Choosing the right pet sitter is important. Often people take hours reading through CVs or interviewing people to see if they are the right fit for their pet.
But one dog owner has gone to the next level and posted an "insane" and strict set of rules for looking after her dog Zero, and it hasn't gone down well.
In an advert, which doesn't reveal how much she'll pay the dog sitter, she stated: "Looking for an incredibly trustworthy and loving person to walk and feed Zero next week."
It sounds relatively fair. But that's when the advert kicks up a gear.
"They must: love dogs, love Zero, be able to walk him three to four times a day, be able to feed him twice a day and must be acclimated to Zero".
The dog walker must also "be able to hold a roughly 130 (59kg) to 140lbs (64kg) dog pulling intensely on a leash because he is excited over other dogs and people, must be able to provide open communication about when you arrive, walk, feed him and leave, and must spam her phone with photos".
But it didn't end there.
She also wanted to make sure all of the requirements were met by demanding the dog sitter "sign a written agreement".
Zero's owner also threatened that the dog sitter would be "held liable [if] anything happens to Zero or our home and belongings".
Most readers shamed the woman for her crazy demands, while some were worried she'd pull out of payment claiming the dog sitter broke the contract in some way.
One user said: "Leave our stuff alone so you don't know just how much s*** is already broken that we will claim worked like new and you are now responsible for.
"They are legitimately looking for someone to scam. Best case scenario the 'damages' you caused will magically be covered by whatever payment you agreed to.
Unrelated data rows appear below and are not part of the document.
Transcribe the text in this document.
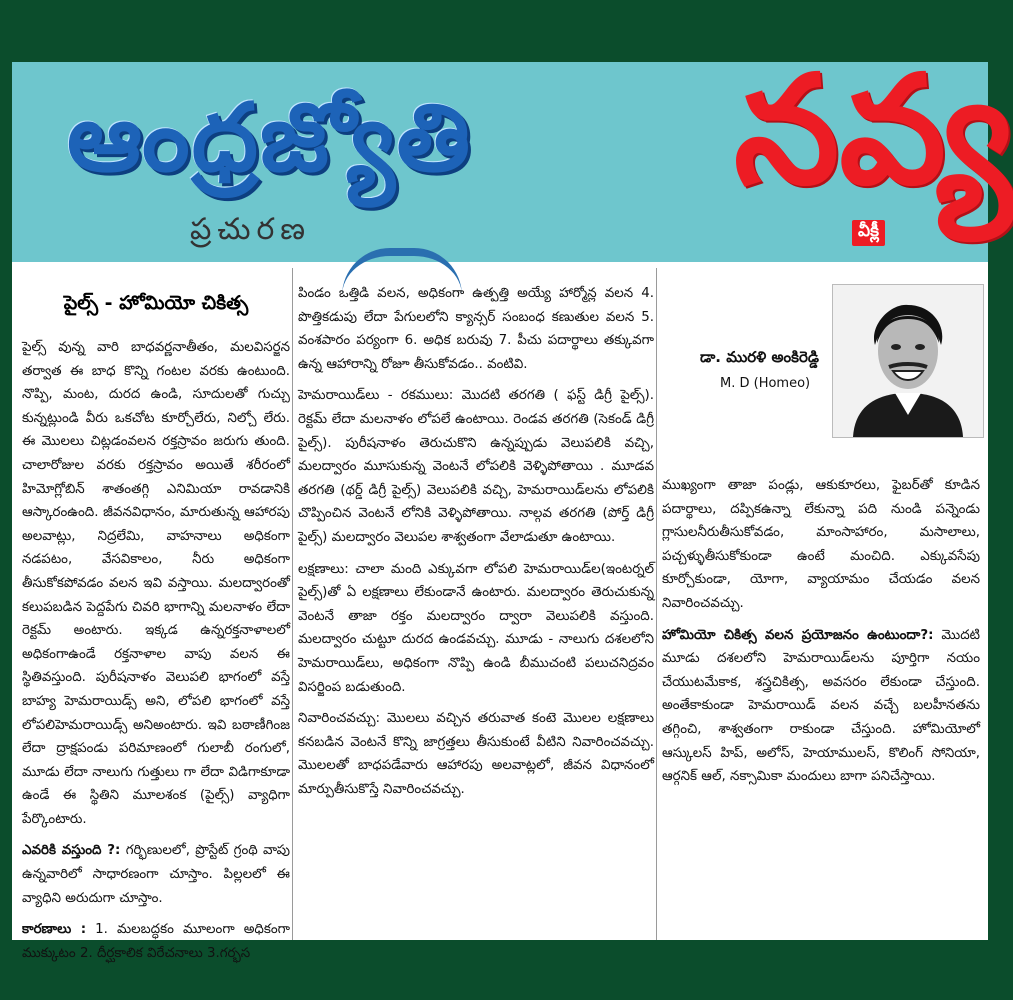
ఆంధ్రజ్యోతి
ప్రచురణ
నవ్య
వీక్లీ

పైల్స్ - హోమియో చికిత్స

పైల్స్ వున్న వారి బాధవర్ణనాతీతం, మలవిసర్జన తర్వాత ఈ బాధ కొన్ని గంటల వరకు ఉంటుంది. నొప్పి, మంట, దురద ఉండి, సూదులతో గుచ్చు కున్నట్లుండి వీరు ఒకచోట కూర్చోలేరు, నిల్చో లేరు. ఈ మొలలు చిట్లడంవలన రక్తస్రావం జరుగు తుంది. చాలారోజుల వరకు రక్తస్రావం అయితే శరీరంలో హిమోగ్లోబిన్ శాతంతగ్గి ఎనిమియా రావడానికి ఆస్కారంఉంది. జీవనవిధానం, మారుతున్న ఆహారపు అలవాట్లు, నిద్రలేమి, వాహనాలు అధికంగా నడపటం, వేసవికాలం, నీరు అధికంగా తీసుకోకపోవడం వలన ఇవి వస్తాయి. మలద్వారంతో కలుపబడిన పెద్దపేగు చివరి భాగాన్ని మలనాళం లేదా రెక్టమ్ అంటారు. ఇక్కడ ఉన్నరక్తనాళాలలో అధికంగాఉండే రక్తనాళాల వాపు వలన ఈ స్థితివస్తుంది. పురీషనాళం వెలుపలి భాగంలో వస్తే బాహ్య హెమరాయిడ్స్ అని, లోపలి భాగంలో వస్తే లోపలిహెమరాయిడ్స్ అనిఅంటారు. ఇవి బఠాణీగింజ లేదా ద్రాక్షపండు పరిమాణంలో గులాబీ రంగులో, మూడు లేదా నాలుగు గుత్తులు గా లేదా విడిగాకూడా ఉండే ఈ స్థితిని మూలశంక (పైల్స్) వ్యాధిగా పేర్కొంటారు.

ఎవరికి వస్తుంది ?: గర్భిణులలో, ప్రొస్టేట్ గ్రంథి వాపు ఉన్నవారిలో సాధారణంగా చూస్తాం. పిల్లలలో ఈ వ్యాధిని అరుదుగా చూస్తాం.

కారణాలు : 1. మలబద్ధకం మూలంగా అధికంగా ముక్కుటం 2. దీర్ఘకాలిక విరేచనాలు 3.గర్భస

పిండం ఒత్తిడి వలన, అధికంగా ఉత్పత్తి అయ్యే హార్మోన్ల వలన 4. పొత్తికడుపు లేదా పేగులలోని క్యాన్సర్ సంబంధ కణుతుల వలన 5. వంశపారం పర్యంగా 6. అధిక బరువు 7. పీచు పదార్థాలు తక్కువగా ఉన్న ఆహారాన్ని రోజూ తీసుకోవడం.. వంటివి.

హెమరాయిడ్‌లు - రకములు: మొదటి తరగతి ( ఫస్ట్ డిగ్రీ పైల్స్). రెక్టమ్ లేదా మలనాళం లోపలే ఉంటాయి. రెండవ తరగతి (సెకండ్ డిగ్రీ పైల్స్). పురీషనాళం తెరుచుకొని ఉన్నప్పుడు వెలుపలికి వచ్చి, మలద్వారం మూసుకున్న వెంటనే లోపలికి వెళ్ళిపోతాయి . మూడవ తరగతి (థర్డ్ డిగ్రీ పైల్స్) వెలుపలికి వచ్చి, హెమరాయిడ్‌లను లోపలికి చొప్పించిన వెంటనే లోనికి వెళ్ళిపోతాయి. నాల్గవ తరగతి (పోర్త్ డిగ్రీ పైల్స్) మలద్వారం వెలుపల శాశ్వతంగా వేలాడుతూ ఉంటాయి.

లక్షణాలు: చాలా మంది ఎక్కువగా లోపలి హెమరాయిడ్‌ల(ఇంటర్నల్ పైల్స్)తో ఏ లక్షణాలు లేకుండానే ఉంటారు. మలద్వారం తెరుచుకున్న వెంటనే తాజా రక్తం మలద్వారం ద్వారా వెలుపలికి వస్తుంది. మలద్వారం చుట్టూ దురద ఉండవచ్చు. మూడు - నాలుగు దశలలోని హెమరాయిడ్‌లు, అధికంగా నొప్పి ఉండి బీముచంటి పలుచనిద్రవం విసర్జింప బడుతుంది.

నివారించవచ్చు: మొలలు వచ్చిన తరువాత కంటె మొలల లక్షణాలు కనబడిన వెంటనే కొన్ని జాగ్రత్తలు తీసుకుంటే వీటిని నివారించవచ్చు. మొలలతో బాధపడేవారు ఆహారపు అలవాట్లలో, జీవన విధానంలో మార్పుతీసుకొస్తే నివారించవచ్చు.

డా. మురళి అంకిరెడ్డి
M. D (Homeo)

ముఖ్యంగా తాజా పండ్లు, ఆకుకూరలు, ఫైబర్‌తో కూడిన పదార్థాలు, దప్పికఉన్నా లేకున్నా పది నుండి పన్నెండు గ్లాసులనీరుతీసుకోవడం, మాంసాహారం, మసాలాలు, పచ్చళ్ళుతీసుకోకుండా ఉంటే మంచిది. ఎక్కువసేపు కూర్చోకుండా, యోగా, వ్యాయామం చేయడం వలన నివారించవచ్చు.

హోమియో చికిత్స వలన ప్రయోజనం ఉంటుందా?: మొదటి మూడు దశలలోని హెమరాయిడ్‌లను పూర్తిగా నయం చేయుటమేకాక, శస్త్రచికిత్స, అవసరం లేకుండా చేస్తుంది. అంతేకాకుండా హెమరాయిడ్ వలన వచ్చే బలహీనతను తగ్గించి, శాశ్వతంగా రాకుండా చేస్తుంది. హోమియోలో ఆస్కులస్ హిప్, అలోస్, హెయాములస్, కొలింగ్ సోనియా, ఆర్గనిక్ ఆల్, నక్సామికా మందులు బాగా పనిచేస్తాయి.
They will claim it's worse than that but will call it even."
In agreement, another user added: "True, that seems like a great way to scam their way out of any payment (if they were even planning on offering any, I can't tell).
"They actually just turned someone down who offered to watch the dog at their own apartment, so it's looking even more like that could be the case."
A third user said: "That 'must agree that you will be held liable if anything happens to Zero or our home and belongings' sounds like a scam waiting to happen."